彼女はすでに一度死んだ身。もう二度と自分を絶望に追い込ませない。
「むしろあなたと鈴木燕こそ、地獄の底に落ちるべき!葉田淮も、永遠に安らかには眠れないわ!」
......
藤原グループ、16階。
「さあ、どう感謝する?」
藤原羽里の親友である平原青は足を組んでソファに座り、携帯に映る小崎家のニュースを見せながら手柄を誇った。

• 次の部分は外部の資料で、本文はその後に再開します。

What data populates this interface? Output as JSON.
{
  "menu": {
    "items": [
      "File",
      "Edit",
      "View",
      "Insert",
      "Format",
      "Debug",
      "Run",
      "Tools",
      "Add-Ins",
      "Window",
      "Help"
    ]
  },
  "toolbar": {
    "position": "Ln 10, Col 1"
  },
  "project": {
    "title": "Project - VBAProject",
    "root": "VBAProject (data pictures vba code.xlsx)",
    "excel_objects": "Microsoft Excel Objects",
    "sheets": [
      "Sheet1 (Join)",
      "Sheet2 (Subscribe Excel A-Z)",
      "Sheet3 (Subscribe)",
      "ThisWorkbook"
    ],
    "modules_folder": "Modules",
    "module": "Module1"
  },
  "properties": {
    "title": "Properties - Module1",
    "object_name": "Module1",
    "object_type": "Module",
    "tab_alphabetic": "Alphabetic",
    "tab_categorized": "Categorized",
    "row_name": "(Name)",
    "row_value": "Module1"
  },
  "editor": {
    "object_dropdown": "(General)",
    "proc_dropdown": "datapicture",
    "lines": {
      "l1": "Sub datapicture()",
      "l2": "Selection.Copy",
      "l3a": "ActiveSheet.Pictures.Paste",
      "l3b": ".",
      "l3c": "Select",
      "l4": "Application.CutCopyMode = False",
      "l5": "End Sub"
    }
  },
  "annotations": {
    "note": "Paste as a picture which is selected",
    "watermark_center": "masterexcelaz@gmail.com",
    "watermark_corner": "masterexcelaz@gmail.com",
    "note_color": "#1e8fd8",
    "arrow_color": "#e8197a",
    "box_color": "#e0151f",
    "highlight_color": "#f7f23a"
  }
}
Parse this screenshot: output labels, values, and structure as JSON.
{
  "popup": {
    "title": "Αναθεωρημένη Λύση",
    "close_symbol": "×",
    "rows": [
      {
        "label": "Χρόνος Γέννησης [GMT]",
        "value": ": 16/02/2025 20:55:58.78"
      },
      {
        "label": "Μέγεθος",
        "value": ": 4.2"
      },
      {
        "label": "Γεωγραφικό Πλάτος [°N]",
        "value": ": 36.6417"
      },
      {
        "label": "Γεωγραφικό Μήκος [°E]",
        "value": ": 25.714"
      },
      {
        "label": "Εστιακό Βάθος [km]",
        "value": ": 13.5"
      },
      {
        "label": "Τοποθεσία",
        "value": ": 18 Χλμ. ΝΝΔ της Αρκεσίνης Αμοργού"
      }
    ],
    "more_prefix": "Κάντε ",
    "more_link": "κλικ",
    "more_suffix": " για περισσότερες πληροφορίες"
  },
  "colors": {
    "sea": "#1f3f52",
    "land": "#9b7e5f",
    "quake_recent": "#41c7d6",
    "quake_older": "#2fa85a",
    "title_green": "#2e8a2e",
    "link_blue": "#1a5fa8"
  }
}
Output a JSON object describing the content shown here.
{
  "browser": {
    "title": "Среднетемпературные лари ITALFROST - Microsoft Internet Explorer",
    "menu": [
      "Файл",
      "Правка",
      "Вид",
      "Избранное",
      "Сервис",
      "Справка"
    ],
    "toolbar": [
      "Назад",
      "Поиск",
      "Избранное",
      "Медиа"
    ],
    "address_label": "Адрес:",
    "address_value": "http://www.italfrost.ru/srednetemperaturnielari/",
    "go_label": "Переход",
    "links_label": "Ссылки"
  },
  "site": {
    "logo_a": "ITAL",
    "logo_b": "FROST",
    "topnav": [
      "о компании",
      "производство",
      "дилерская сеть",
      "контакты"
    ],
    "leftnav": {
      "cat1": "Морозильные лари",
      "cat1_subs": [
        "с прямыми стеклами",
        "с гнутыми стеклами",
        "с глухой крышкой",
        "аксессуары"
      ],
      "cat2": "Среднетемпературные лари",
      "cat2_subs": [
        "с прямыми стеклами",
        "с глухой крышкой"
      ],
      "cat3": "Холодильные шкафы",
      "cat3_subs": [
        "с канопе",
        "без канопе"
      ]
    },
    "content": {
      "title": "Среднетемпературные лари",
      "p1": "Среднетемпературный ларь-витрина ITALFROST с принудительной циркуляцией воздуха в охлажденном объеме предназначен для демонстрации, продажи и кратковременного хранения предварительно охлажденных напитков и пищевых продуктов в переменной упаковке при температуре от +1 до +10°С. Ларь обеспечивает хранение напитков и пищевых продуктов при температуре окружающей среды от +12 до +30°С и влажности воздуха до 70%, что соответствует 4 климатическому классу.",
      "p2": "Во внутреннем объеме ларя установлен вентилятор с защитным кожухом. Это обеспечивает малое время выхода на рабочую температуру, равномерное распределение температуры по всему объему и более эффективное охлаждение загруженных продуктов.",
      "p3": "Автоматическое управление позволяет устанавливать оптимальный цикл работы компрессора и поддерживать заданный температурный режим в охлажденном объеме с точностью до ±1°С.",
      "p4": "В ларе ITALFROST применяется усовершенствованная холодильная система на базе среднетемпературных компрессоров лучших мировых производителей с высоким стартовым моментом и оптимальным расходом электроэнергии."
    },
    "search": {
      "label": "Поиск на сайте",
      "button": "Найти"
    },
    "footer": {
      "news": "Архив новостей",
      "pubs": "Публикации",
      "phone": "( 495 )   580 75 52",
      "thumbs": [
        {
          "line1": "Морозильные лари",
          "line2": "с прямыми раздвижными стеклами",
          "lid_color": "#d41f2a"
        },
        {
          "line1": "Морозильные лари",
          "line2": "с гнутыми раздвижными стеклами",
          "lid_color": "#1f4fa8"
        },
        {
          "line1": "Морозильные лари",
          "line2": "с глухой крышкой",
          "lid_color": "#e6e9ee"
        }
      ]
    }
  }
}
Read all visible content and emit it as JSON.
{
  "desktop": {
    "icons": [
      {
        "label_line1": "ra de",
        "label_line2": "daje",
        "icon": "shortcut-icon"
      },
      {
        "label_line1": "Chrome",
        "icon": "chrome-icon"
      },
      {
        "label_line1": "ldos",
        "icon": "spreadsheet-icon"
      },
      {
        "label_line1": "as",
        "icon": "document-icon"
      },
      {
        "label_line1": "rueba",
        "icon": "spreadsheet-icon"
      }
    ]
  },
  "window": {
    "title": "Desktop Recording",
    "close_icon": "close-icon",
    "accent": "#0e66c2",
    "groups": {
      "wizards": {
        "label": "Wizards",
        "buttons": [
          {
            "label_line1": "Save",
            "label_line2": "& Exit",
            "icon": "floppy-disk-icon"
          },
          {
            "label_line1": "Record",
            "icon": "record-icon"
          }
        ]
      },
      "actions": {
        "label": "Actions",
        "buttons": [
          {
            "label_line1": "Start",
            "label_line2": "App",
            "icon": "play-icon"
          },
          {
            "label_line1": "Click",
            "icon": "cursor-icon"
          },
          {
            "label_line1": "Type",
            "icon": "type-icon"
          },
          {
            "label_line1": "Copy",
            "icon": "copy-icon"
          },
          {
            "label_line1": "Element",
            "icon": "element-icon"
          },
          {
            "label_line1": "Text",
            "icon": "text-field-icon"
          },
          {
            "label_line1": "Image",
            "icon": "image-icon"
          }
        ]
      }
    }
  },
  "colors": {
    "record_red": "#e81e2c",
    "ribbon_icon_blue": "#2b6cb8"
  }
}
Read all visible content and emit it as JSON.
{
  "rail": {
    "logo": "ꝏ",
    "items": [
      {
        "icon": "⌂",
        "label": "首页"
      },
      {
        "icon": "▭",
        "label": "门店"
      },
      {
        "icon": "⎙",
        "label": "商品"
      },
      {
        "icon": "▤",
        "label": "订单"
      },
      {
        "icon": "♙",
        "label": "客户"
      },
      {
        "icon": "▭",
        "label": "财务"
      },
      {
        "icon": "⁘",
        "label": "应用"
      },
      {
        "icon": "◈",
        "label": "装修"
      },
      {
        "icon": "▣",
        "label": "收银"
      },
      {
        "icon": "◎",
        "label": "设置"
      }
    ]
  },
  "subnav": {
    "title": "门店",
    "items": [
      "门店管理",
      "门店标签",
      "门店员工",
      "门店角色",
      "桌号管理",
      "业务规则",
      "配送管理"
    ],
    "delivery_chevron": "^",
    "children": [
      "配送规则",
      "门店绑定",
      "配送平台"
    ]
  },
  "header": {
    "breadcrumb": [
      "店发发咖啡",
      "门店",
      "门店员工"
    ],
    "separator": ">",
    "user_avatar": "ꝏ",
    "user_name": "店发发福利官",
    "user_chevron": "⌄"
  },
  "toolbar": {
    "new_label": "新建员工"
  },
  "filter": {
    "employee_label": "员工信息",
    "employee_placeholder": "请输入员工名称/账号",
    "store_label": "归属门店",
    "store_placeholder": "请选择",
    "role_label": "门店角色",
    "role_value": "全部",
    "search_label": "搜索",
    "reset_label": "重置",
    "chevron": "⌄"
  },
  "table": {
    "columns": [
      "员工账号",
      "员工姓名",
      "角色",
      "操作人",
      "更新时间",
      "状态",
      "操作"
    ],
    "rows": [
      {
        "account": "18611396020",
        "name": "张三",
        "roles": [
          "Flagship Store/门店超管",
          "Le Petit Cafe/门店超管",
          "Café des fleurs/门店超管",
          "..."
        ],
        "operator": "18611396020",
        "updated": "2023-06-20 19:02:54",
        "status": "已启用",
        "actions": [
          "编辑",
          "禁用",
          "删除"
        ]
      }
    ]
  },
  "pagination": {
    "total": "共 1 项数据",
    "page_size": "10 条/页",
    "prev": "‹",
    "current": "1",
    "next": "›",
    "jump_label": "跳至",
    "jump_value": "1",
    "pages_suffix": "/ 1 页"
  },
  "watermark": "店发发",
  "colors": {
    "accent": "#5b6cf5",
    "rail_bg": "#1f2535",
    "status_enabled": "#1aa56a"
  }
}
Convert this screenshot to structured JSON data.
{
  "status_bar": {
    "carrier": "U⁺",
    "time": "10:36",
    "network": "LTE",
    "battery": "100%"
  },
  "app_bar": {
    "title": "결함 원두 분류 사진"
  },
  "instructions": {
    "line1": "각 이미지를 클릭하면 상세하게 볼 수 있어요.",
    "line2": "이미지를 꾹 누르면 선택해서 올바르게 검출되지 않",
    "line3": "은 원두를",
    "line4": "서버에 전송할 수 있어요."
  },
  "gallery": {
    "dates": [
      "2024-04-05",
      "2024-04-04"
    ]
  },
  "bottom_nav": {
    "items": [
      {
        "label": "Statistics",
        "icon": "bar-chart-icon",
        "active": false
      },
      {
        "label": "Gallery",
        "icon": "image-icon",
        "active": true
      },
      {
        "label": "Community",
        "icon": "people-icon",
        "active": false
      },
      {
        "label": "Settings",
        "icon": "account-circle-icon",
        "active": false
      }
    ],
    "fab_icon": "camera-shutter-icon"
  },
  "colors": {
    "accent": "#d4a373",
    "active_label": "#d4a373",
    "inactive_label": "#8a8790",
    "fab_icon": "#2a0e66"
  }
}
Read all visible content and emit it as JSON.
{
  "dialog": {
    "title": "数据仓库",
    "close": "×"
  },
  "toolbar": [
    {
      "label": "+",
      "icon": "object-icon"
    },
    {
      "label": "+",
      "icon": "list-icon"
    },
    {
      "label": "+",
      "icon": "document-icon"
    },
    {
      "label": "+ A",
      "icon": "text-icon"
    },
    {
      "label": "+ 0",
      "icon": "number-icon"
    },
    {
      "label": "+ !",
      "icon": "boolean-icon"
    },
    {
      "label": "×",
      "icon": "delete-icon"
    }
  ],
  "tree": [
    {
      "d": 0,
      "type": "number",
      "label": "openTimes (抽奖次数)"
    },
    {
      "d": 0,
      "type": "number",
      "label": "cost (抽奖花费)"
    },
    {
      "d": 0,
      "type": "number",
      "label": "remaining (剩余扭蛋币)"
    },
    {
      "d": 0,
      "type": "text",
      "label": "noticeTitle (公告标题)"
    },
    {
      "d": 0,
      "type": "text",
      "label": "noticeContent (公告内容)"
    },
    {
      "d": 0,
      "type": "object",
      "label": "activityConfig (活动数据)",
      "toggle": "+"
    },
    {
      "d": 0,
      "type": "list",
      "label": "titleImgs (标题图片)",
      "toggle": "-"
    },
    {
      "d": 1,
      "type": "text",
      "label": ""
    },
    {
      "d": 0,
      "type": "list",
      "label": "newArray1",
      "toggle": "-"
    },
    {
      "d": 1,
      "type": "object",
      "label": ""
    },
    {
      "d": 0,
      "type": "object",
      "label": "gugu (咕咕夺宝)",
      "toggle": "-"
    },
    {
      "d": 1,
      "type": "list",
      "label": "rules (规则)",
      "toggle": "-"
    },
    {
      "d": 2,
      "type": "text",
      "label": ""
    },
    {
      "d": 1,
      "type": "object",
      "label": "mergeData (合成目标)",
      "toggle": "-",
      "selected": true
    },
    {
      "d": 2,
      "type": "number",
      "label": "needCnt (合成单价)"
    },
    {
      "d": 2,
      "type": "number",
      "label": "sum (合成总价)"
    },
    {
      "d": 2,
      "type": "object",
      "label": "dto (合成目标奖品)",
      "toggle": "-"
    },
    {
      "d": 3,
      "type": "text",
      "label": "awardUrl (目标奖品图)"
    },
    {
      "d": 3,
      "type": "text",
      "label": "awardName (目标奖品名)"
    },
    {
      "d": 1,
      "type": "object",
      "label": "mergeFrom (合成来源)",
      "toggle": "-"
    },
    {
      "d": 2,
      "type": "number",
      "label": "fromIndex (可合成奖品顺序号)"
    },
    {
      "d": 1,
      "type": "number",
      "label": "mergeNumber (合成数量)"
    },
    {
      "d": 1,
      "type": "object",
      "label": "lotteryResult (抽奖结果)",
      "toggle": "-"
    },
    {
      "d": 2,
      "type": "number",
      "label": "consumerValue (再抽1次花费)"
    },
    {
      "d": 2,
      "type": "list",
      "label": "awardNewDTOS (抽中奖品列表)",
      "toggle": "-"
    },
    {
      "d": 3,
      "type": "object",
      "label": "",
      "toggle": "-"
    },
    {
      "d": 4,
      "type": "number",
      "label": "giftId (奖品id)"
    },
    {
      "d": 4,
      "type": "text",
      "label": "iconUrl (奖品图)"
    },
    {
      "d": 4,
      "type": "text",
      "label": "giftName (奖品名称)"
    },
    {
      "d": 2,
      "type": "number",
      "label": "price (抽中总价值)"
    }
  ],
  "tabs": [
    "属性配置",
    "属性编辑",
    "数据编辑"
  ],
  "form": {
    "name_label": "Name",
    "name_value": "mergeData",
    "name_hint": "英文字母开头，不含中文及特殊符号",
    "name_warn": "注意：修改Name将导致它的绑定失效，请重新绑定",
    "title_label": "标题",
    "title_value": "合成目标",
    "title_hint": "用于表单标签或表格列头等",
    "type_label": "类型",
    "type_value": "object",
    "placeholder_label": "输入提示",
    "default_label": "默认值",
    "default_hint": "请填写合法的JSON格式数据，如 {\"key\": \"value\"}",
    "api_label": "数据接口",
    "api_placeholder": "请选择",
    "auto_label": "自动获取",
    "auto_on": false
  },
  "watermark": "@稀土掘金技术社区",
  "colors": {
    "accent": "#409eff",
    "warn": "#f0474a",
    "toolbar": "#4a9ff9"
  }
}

「小崎岳はあいつ自身の行いが招いたことだ。二年は出てこれないだろうな。でもさ、気になるんだよ。羽里様、酒売りの女のために動くなんて、何か理由でもあるの?」
「余計なことは聞くな」
藤原羽里は社長椅子に寄りかかってタバコを吸いながら、葉田知世の悲しげな目のことばかり考えていた。
女を虐げるなんて品のないことは彼にはできない。彼女を抱いた以上、この程度の面倒は見るべきだろう。
だが、自分が全てを解決したと彼女に知られれば、つけあがるに違いない。だから平原青に表に立ってもらったのだ。
「まさか彼女と寝たんじゃないだろうな?」
平原青が突然ひらめいたように、藤原羽里に近づき、探るように見つめた。「羽里様、初体験を...クラブで酒を売るような女に捧げたの?」
「出て行け」藤原羽里は顔を曇らせて客を追い出した。
平原青を追い払うと、彼は田中廉から送られてきた資料を眺めながら考え込んだ。
彼女が帰国したのは母親の飛び降り自殺が原因で、心臓病を患う弟がいて、私立病院で療養中。毎月の治療費は100万以上かかるという。
なるほど、全て筋が通る。藤原羽里は当然のように、葉田知世が近づいてきた理由をお金のためだと理解した。彼に結婚を迫ったのも、自分を他と違うように見せるため、彼の興味を引くための言葉遊びに過ぎない。
2000万円あれば、しばらくは持つだろう。
彼は黙って考えた。
「社長、葉田さんが一階でお待ちです。お上がりいただきますか?」フロントから内線が入った。
なぜ突然来たのか?怪我が悪化したのか?それともお金が足りないのか?
「上げてくれ」藤原羽里は動揺を見せず、ネクタイを整えた。
彼は十分な心の準備をして、彼女がどんな芝居を打つのか見ようと、ドアをノックする音に背筋を伸ばした。
「羽里、今日暇なら病院に付き合ってくれない?」葉田雲子の声が彼の感情を一気に打ち消した。
なぜ彼女が?
藤原羽里は思わず眉をひそめたが、すぐに自分の滑稽さに気づいた。
この「葉田さん」が婚約者の葉田雲子であることは当然なのに、待っていた数分間、頭の中はずっと葉田知世のことでいっぱいだったのだ!